Como se vê, nem tudo era um mar de rosas. Moradores menos escrupulosos faziam os mais inesperados, proibitivos e chorudos negócios, tais como a troca de moeda, que implicava câmbios altíssimos, a venda de ouro, hipotecas e outras negociatas, além da transação das lotarias premiadas.

As festas no nobre bairro Salazar, entre os privilegiados moradores, eram realizadas sem grandes constrangimentos. Os foliões, na sua maioria colonos e alguns de raça cigana, divertiam-se até altas horas da noite sem o incómodo da polícia que rondava por perto por causa das instalações do aeroporto Craveiro Lopes.

Das histórias do bairro Salazar não é tudo. Nos tempos de outrora os garotos, para saciar a fome, fisgavam os pombos dos vizinhos, mas perdiam  a esperança  depois de os  ver a esvoaçar em redor da Paróquia de São Francisco Xavier.
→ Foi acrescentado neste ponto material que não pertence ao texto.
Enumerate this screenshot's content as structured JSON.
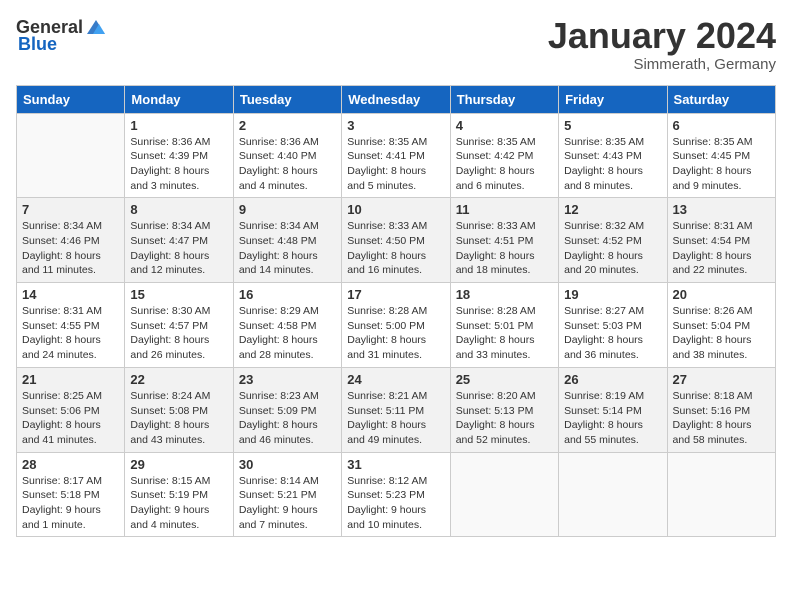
{
  "header": {
    "logo_general": "General",
    "logo_blue": "Blue",
    "month": "January 2024",
    "location": "Simmerath, Germany"
  },
  "weekdays": [
    "Sunday",
    "Monday",
    "Tuesday",
    "Wednesday",
    "Thursday",
    "Friday",
    "Saturday"
  ],
  "weeks": [
    [
      {
        "day": "",
        "info": ""
      },
      {
        "day": "1",
        "info": "Sunrise: 8:36 AM\nSunset: 4:39 PM\nDaylight: 8 hours\nand 3 minutes."
      },
      {
        "day": "2",
        "info": "Sunrise: 8:36 AM\nSunset: 4:40 PM\nDaylight: 8 hours\nand 4 minutes."
      },
      {
        "day": "3",
        "info": "Sunrise: 8:35 AM\nSunset: 4:41 PM\nDaylight: 8 hours\nand 5 minutes."
      },
      {
        "day": "4",
        "info": "Sunrise: 8:35 AM\nSunset: 4:42 PM\nDaylight: 8 hours\nand 6 minutes."
      },
      {
        "day": "5",
        "info": "Sunrise: 8:35 AM\nSunset: 4:43 PM\nDaylight: 8 hours\nand 8 minutes."
      },
      {
        "day": "6",
        "info": "Sunrise: 8:35 AM\nSunset: 4:45 PM\nDaylight: 8 hours\nand 9 minutes."
      }
    ],
    [
      {
        "day": "7",
        "info": "Sunrise: 8:34 AM\nSunset: 4:46 PM\nDaylight: 8 hours\nand 11 minutes."
      },
      {
        "day": "8",
        "info": "Sunrise: 8:34 AM\nSunset: 4:47 PM\nDaylight: 8 hours\nand 12 minutes."
      },
      {
        "day": "9",
        "info": "Sunrise: 8:34 AM\nSunset: 4:48 PM\nDaylight: 8 hours\nand 14 minutes."
      },
      {
        "day": "10",
        "info": "Sunrise: 8:33 AM\nSunset: 4:50 PM\nDaylight: 8 hours\nand 16 minutes."
      },
      {
        "day": "11",
        "info": "Sunrise: 8:33 AM\nSunset: 4:51 PM\nDaylight: 8 hours\nand 18 minutes."
      },
      {
        "day": "12",
        "info": "Sunrise: 8:32 AM\nSunset: 4:52 PM\nDaylight: 8 hours\nand 20 minutes."
      },
      {
        "day": "13",
        "info": "Sunrise: 8:31 AM\nSunset: 4:54 PM\nDaylight: 8 hours\nand 22 minutes."
      }
    ],
    [
      {
        "day": "14",
        "info": "Sunrise: 8:31 AM\nSunset: 4:55 PM\nDaylight: 8 hours\nand 24 minutes."
      },
      {
        "day": "15",
        "info": "Sunrise: 8:30 AM\nSunset: 4:57 PM\nDaylight: 8 hours\nand 26 minutes."
      },
      {
        "day": "16",
        "info": "Sunrise: 8:29 AM\nSunset: 4:58 PM\nDaylight: 8 hours\nand 28 minutes."
      },
      {
        "day": "17",
        "info": "Sunrise: 8:28 AM\nSunset: 5:00 PM\nDaylight: 8 hours\nand 31 minutes."
      },
      {
        "day": "18",
        "info": "Sunrise: 8:28 AM\nSunset: 5:01 PM\nDaylight: 8 hours\nand 33 minutes."
      },
      {
        "day": "19",
        "info": "Sunrise: 8:27 AM\nSunset: 5:03 PM\nDaylight: 8 hours\nand 36 minutes."
      },
      {
        "day": "20",
        "info": "Sunrise: 8:26 AM\nSunset: 5:04 PM\nDaylight: 8 hours\nand 38 minutes."
      }
    ],
    [
      {
        "day": "21",
        "info": "Sunrise: 8:25 AM\nSunset: 5:06 PM\nDaylight: 8 hours\nand 41 minutes."
      },
      {
        "day": "22",
        "info": "Sunrise: 8:24 AM\nSunset: 5:08 PM\nDaylight: 8 hours\nand 43 minutes."
      },
      {
        "day": "23",
        "info": "Sunrise: 8:23 AM\nSunset: 5:09 PM\nDaylight: 8 hours\nand 46 minutes."
      },
      {
        "day": "24",
        "info": "Sunrise: 8:21 AM\nSunset: 5:11 PM\nDaylight: 8 hours\nand 49 minutes."
      },
      {
        "day": "25",
        "info": "Sunrise: 8:20 AM\nSunset: 5:13 PM\nDaylight: 8 hours\nand 52 minutes."
      },
      {
        "day": "26",
        "info": "Sunrise: 8:19 AM\nSunset: 5:14 PM\nDaylight: 8 hours\nand 55 minutes."
      },
      {
        "day": "27",
        "info": "Sunrise: 8:18 AM\nSunset: 5:16 PM\nDaylight: 8 hours\nand 58 minutes."
      }
    ],
    [
      {
        "day": "28",
        "info": "Sunrise: 8:17 AM\nSunset: 5:18 PM\nDaylight: 9 hours\nand 1 minute."
      },
      {
        "day": "29",
        "info": "Sunrise: 8:15 AM\nSunset: 5:19 PM\nDaylight: 9 hours\nand 4 minutes."
      },
      {
        "day": "30",
        "info": "Sunrise: 8:14 AM\nSunset: 5:21 PM\nDaylight: 9 hours\nand 7 minutes."
      },
      {
        "day": "31",
        "info": "Sunrise: 8:12 AM\nSunset: 5:23 PM\nDaylight: 9 hours\nand 10 minutes."
      },
      {
        "day": "",
        "info": ""
      },
      {
        "day": "",
        "info": ""
      },
      {
        "day": "",
        "info": ""
      }
    ]
  ]
}
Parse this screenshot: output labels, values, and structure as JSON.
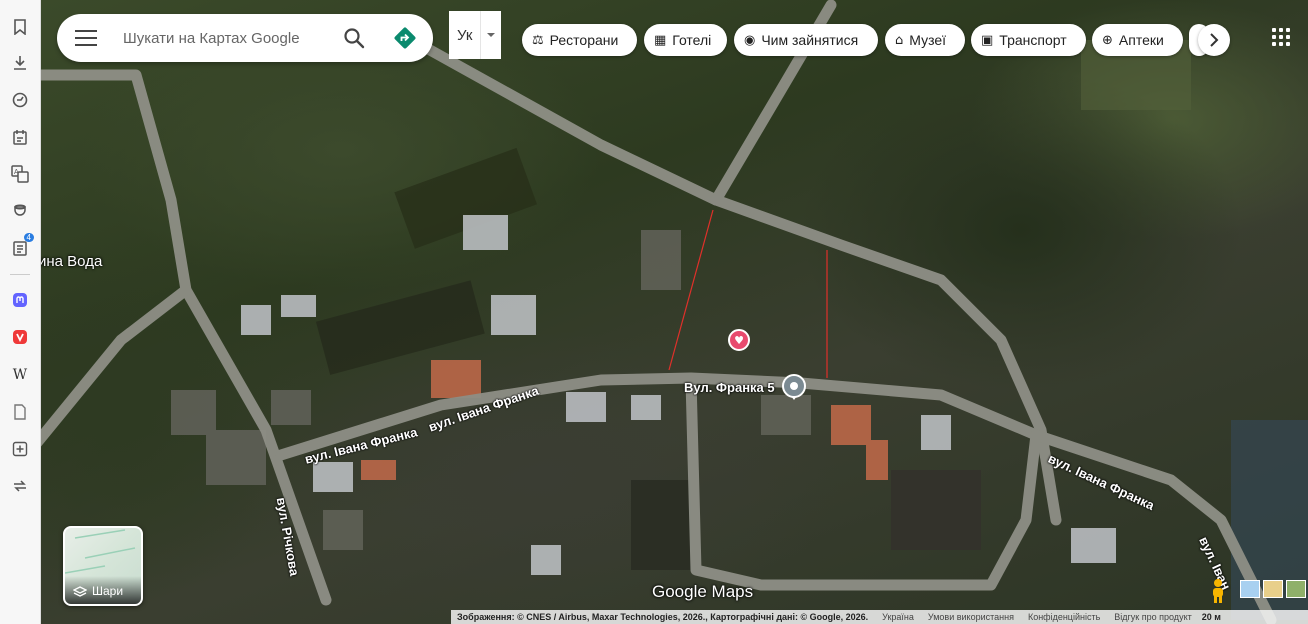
{
  "sidebar": {
    "icons": [
      "bookmark-icon",
      "download-icon",
      "history-icon",
      "notes-icon",
      "translate-icon",
      "reading-icon",
      "mail-icon",
      "mastodon-icon",
      "vivaldi-icon",
      "wikipedia-icon",
      "document-icon",
      "add-panel-icon",
      "sync-icon"
    ],
    "mail_badge": "4",
    "wiki_glyph": "W"
  },
  "search": {
    "placeholder": "Шукати на Картах Google"
  },
  "input_tool": {
    "label": "Ук"
  },
  "chips": [
    {
      "label": "Ресторани",
      "icon": "restaurant-icon"
    },
    {
      "label": "Готелі",
      "icon": "hotel-icon"
    },
    {
      "label": "Чим зайнятися",
      "icon": "camera-icon"
    },
    {
      "label": "Музеї",
      "icon": "museum-icon"
    },
    {
      "label": "Транспорт",
      "icon": "transit-icon"
    },
    {
      "label": "Аптеки",
      "icon": "pharmacy-icon"
    }
  ],
  "map": {
    "place_label": "ина Вода",
    "streets": {
      "franka_1": "вул. Івана Франка",
      "franka_2": "вул. Івана Франка",
      "franka_3": "вул. Івана Франка",
      "franka_4": "вул. Іван",
      "richkova": "вул. Річкова"
    },
    "pin_label": "Вул. Франка 5",
    "logo": "Google Maps",
    "layers_label": "Шари"
  },
  "footer": {
    "attribution": "Зображення: © CNES / Airbus, Maxar Technologies, 2026., Картографічні дані: © Google, 2026.",
    "country": "Україна",
    "terms": "Умови використання",
    "privacy": "Конфіденційність",
    "feedback": "Відгук про продукт",
    "scale": "20 м"
  },
  "colors": {
    "accent": "#0b8a6e",
    "heart": "#e84a6e",
    "road": "#8e8f86"
  }
}
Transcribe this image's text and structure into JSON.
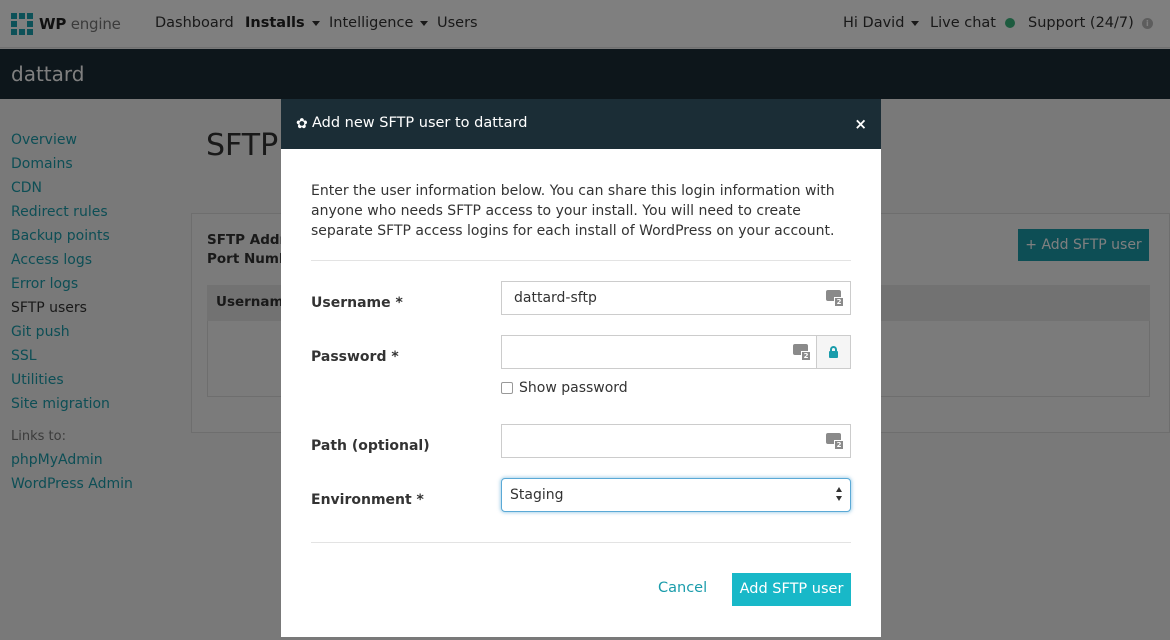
{
  "nav": {
    "logo_bold": "WP",
    "logo_rest": "engine",
    "items": [
      "Dashboard",
      "Installs",
      "Intelligence",
      "Users"
    ],
    "user_menu": "Hi David",
    "live_chat": "Live chat",
    "support": "Support (24/7)",
    "online_color": "#3bb77e"
  },
  "site": {
    "name": "dattard"
  },
  "sidebar": {
    "items": [
      "Overview",
      "Domains",
      "CDN",
      "Redirect rules",
      "Backup points",
      "Access logs",
      "Error logs",
      "SFTP users",
      "Git push",
      "SSL",
      "Utilities",
      "Site migration"
    ],
    "current": "SFTP users",
    "links_label": "Links to:",
    "links": [
      "phpMyAdmin",
      "WordPress Admin"
    ]
  },
  "page": {
    "title": "SFTP",
    "sftp_address_label": "SFTP Addre",
    "port_number_label": "Port Numb",
    "add_button": "+ Add SFTP user",
    "table_header": "Usernam"
  },
  "modal": {
    "title": "Add new SFTP user to dattard",
    "close": "×",
    "intro": "Enter the user information below. You can share this login information with anyone who needs SFTP access to your install. You will need to create separate SFTP access logins for each install of WordPress on your account.",
    "fields": {
      "username": {
        "label": "Username *",
        "value": "dattard-sftp"
      },
      "password": {
        "label": "Password *",
        "value": ""
      },
      "show_password": "Show password",
      "path": {
        "label": "Path (optional)",
        "value": ""
      },
      "environment": {
        "label": "Environment *",
        "value": "Staging"
      }
    },
    "cancel": "Cancel",
    "submit": "Add SFTP user",
    "accent": "#18b8c8"
  }
}
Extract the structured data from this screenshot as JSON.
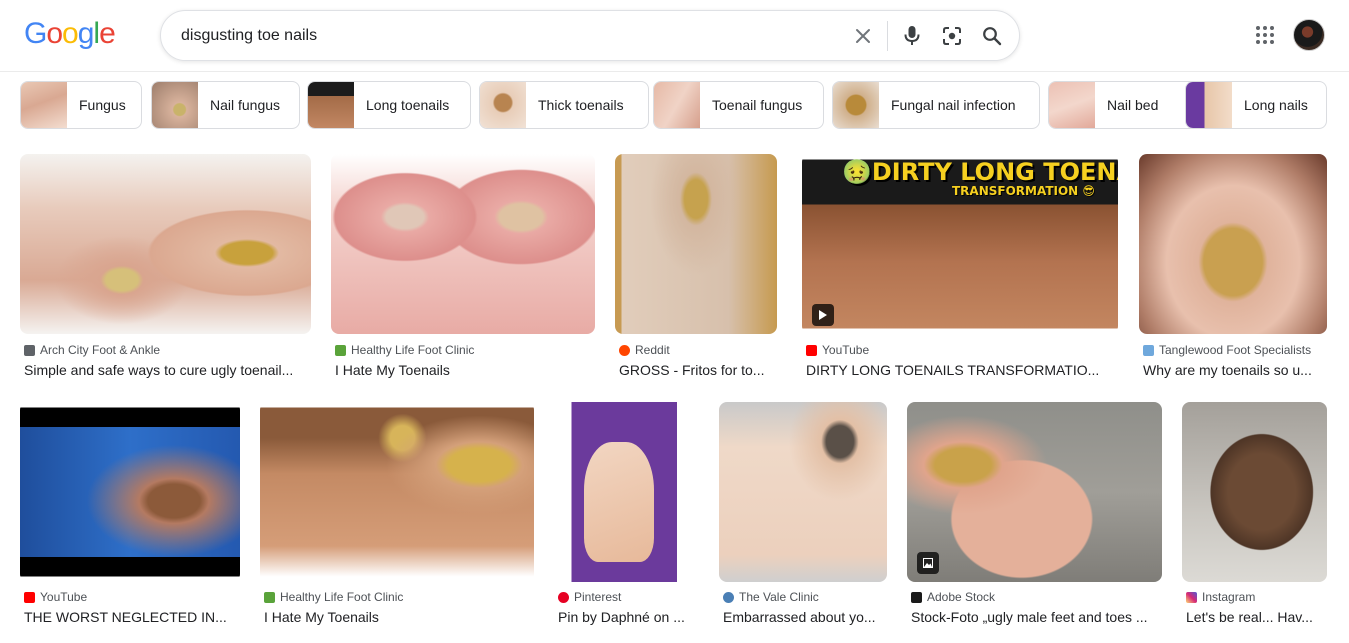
{
  "logo": {
    "text": "Google",
    "letters": [
      "G",
      "o",
      "o",
      "g",
      "l",
      "e"
    ],
    "colors": [
      "#4285f4",
      "#ea4335",
      "#fbbc05",
      "#4285f4",
      "#34a853",
      "#ea4335"
    ]
  },
  "search": {
    "query": "disgusting toe nails"
  },
  "icons": {
    "clear": "close-icon",
    "mic": "microphone-icon",
    "lens": "camera-lens-icon",
    "search": "search-icon",
    "apps": "apps-grid-icon"
  },
  "chips": [
    {
      "label": "Fungus"
    },
    {
      "label": "Nail fungus"
    },
    {
      "label": "Long toenails"
    },
    {
      "label": "Thick toenails"
    },
    {
      "label": "Toenail fungus"
    },
    {
      "label": "Fungal nail infection"
    },
    {
      "label": "Nail bed"
    },
    {
      "label": "Long nails"
    }
  ],
  "results": [
    {
      "source": "Arch City Foot & Ankle",
      "title": "Simple and safe ways to cure ugly toenail...",
      "fav_color": "#5f6368"
    },
    {
      "source": "Healthy Life Foot Clinic",
      "title": "I Hate My Toenails",
      "fav_color": "#5aa33a"
    },
    {
      "source": "Reddit",
      "title": "GROSS - Fritos for to...",
      "fav_color": "#ff4500"
    },
    {
      "source": "YouTube",
      "title": "DIRTY LONG TOENAILS TRANSFORMATIO...",
      "fav_color": "#ff0000",
      "banner": "🤢DIRTY LONG TOENAILS",
      "banner_sub": "TRANSFORMATION 😎"
    },
    {
      "source": "Tanglewood Foot Specialists",
      "title": "Why are my toenails so u...",
      "fav_color": "#6fa8dc"
    },
    {
      "source": "YouTube",
      "title": "THE WORST NEGLECTED IN...",
      "fav_color": "#ff0000"
    },
    {
      "source": "Healthy Life Foot Clinic",
      "title": "I Hate My Toenails",
      "fav_color": "#5aa33a"
    },
    {
      "source": "Pinterest",
      "title": "Pin by Daphné on ...",
      "fav_color": "#e60023"
    },
    {
      "source": "The Vale Clinic",
      "title": "Embarrassed about yo...",
      "fav_color": "#4a7fb5"
    },
    {
      "source": "Adobe Stock",
      "title": "Stock-Foto „ugly male feet and toes ...",
      "fav_color": "#1a1a1a"
    },
    {
      "source": "Instagram",
      "title": "Let's be real... Hav...",
      "fav_color": "#d6249f"
    }
  ]
}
Arcanjo Jorge, um transmontano que se instalou no bairro nos anos sessenta, diz que vivia num primeiro andar  directamente oposto a um terreno vazio que proporcionava uma vista privilegiada do Quartel R20. Num contacto via online com o caderno Fim-de-Semana, disse que os seus pais eram funcionários públicos e que sempre gostou do tempo que esteve cá. “Eu era vizinho de um senhor de que não me recordo o nome, que tinha aquários, fazia criação de peixe que depois fornecia à instituição Aquário Tropical, na zona do Kinaxixi”.

 

Ocupação de  moradias

Em 1973/74, período que antecede a independência, algumas casas foram invadidas e vandalizadas  e outras compradas por cidadãos nacionais que tinham boa relação com os proprietários portugueses.

António de Carvalho, residente no bairro há mais de 40 anos,  é um desses elementos. Diz ter comprado a sua residência ao colono proprietário no valor de vinte mil escudos. “Como já havia uma certa agitação devido aos movimentos revolucionários, os brancos estavam a ir embora. Entendi negociar o imóvel e tudo deu certo. Tenho toda a documentação que comprova tal facto”, diz peremptoriamente, deixar margem a dúvidas. O seu caso não foi isolado. Revela António de Carvalho que alguns cidadãos  nacionais foram cautelosos,  enquanto outros invadiram as casas, resultando alguns casos em mortes.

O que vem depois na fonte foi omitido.